Thanks for checking in. You simply specify the category you want to use, like edu=”less than” or 1, depending how you have coded this. You can also set continuous variables to something other than the mean, it’s really up to you to choose something meaningful for the comparison.

Hi Didier, I have a follow-up question. Let’s say I want to get the average difference in predicted probability of voting for a treatment vs. control group and I have continuous (income) and categorical covariates (education and gender). Would I set each categorical variable to a mean value (by making it numeric)? I want to get one average estimate for predicted probability holding everything else constant and not separate probability estimates for each level of treatment, gender and education? Thank you!

Sincerely, Confused grad student trying to use R

Hi Ariel,

You don’t have to use the mean value for continuous variables at all. You can compare the outcome at income 15k and 35k. I actually think, such an approach would be preferable if the 15k and 35k are meaningful values (I’m making this up as an example, but say if these were the mean salary for a nurse and a teacher, we can relate to the predicted probabilities we get).

In most situations, the “mean” of a categorical variable is utterly meaningless.

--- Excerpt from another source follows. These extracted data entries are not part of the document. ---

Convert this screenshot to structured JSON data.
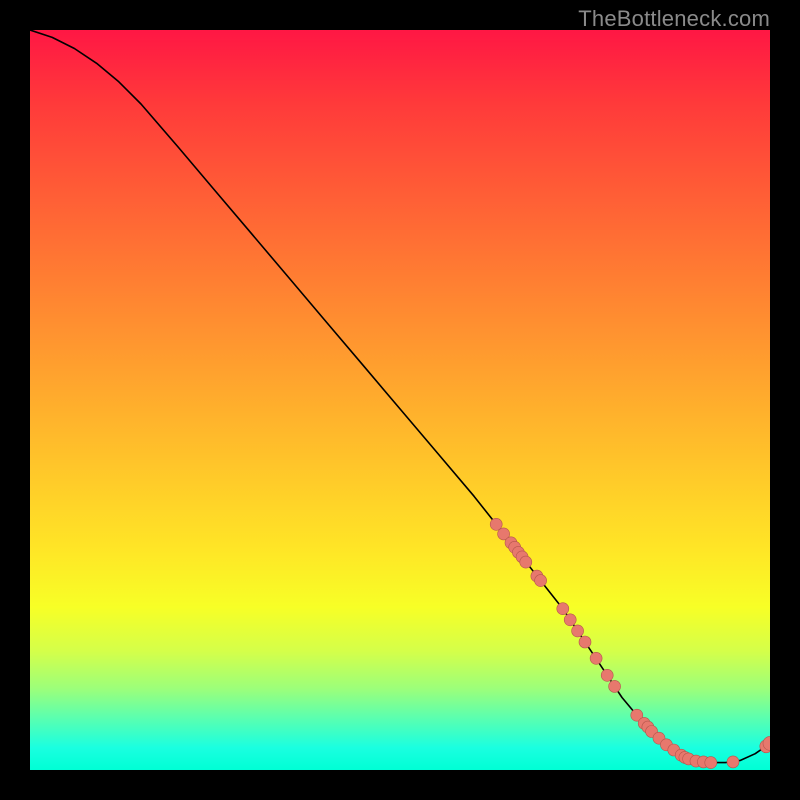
{
  "watermark": "TheBottleneck.com",
  "colors": {
    "curve": "#000000",
    "dot_fill": "#e7786d",
    "dot_stroke": "#b5554c"
  },
  "chart_data": {
    "type": "line",
    "title": "",
    "xlabel": "",
    "ylabel": "",
    "xlim": [
      0,
      100
    ],
    "ylim": [
      0,
      100
    ],
    "grid": false,
    "legend": false,
    "series": [
      {
        "name": "curve",
        "x": [
          0,
          3,
          6,
          9,
          12,
          15,
          20,
          25,
          30,
          35,
          40,
          45,
          50,
          55,
          60,
          63,
          66,
          69,
          72,
          74,
          76,
          78,
          80,
          82,
          84,
          86,
          88,
          90,
          92,
          94,
          96,
          98,
          99,
          100
        ],
        "y": [
          100,
          99,
          97.5,
          95.5,
          93,
          90,
          84.2,
          78.3,
          72.4,
          66.5,
          60.6,
          54.7,
          48.8,
          42.9,
          37,
          33.2,
          29.4,
          25.6,
          21.8,
          18.8,
          15.8,
          12.8,
          9.8,
          7.4,
          5.2,
          3.4,
          2.0,
          1.2,
          1.0,
          1.0,
          1.3,
          2.2,
          2.9,
          3.6
        ]
      }
    ],
    "points": {
      "name": "dots",
      "x": [
        63,
        64,
        65,
        65.5,
        66,
        66.5,
        67,
        68.5,
        69,
        72,
        73,
        74,
        75,
        76.5,
        78,
        79,
        82,
        83,
        83.5,
        84,
        85,
        86,
        87,
        88,
        88.5,
        89,
        90,
        91,
        92,
        95,
        99.5,
        100
      ],
      "y": [
        33.2,
        31.9,
        30.7,
        30.1,
        29.4,
        28.8,
        28.1,
        26.2,
        25.6,
        21.8,
        20.3,
        18.8,
        17.3,
        15.1,
        12.8,
        11.3,
        7.4,
        6.3,
        5.8,
        5.2,
        4.3,
        3.4,
        2.7,
        2.0,
        1.7,
        1.5,
        1.2,
        1.1,
        1.0,
        1.1,
        3.2,
        3.6
      ],
      "r": [
        6,
        6,
        6,
        6,
        6,
        6,
        6,
        6,
        6,
        6,
        6,
        6,
        6,
        6,
        6,
        6,
        6,
        6,
        6,
        6,
        6,
        6,
        6,
        6,
        6,
        6,
        6,
        6,
        6,
        6,
        6.5,
        7
      ]
    }
  }
}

If you have a binary variable like gender (I presume you only measure “male” and “female”), you’d normally set it to one of them, say you’d look at women only, and then vary the income to see how this affects the outcome. If you mention education as a categorical variable, I guess you measure it in an ordinal way (say “primary”, “secondary”, “tertiary”). In that case, you’d pick a level that is meaningful (in substantive terms).

Now, whether you should just pick one level (e.g. “women”, “primary”) or multiple ones, depends on what you want to show. If your model is strictly linear, it doesn’t matter, because the “effect” is the same no matter where you start. If the model relaxes linearity in one or another way, you’d no longer expect the same “effect” everywhere, and it can make sense to explore them at different values. Where I’d always choose different levels is when the categories I picked are truly meaningful (say “male teacher”, “female truck driver”). So it depends a bit on what you want to achieve.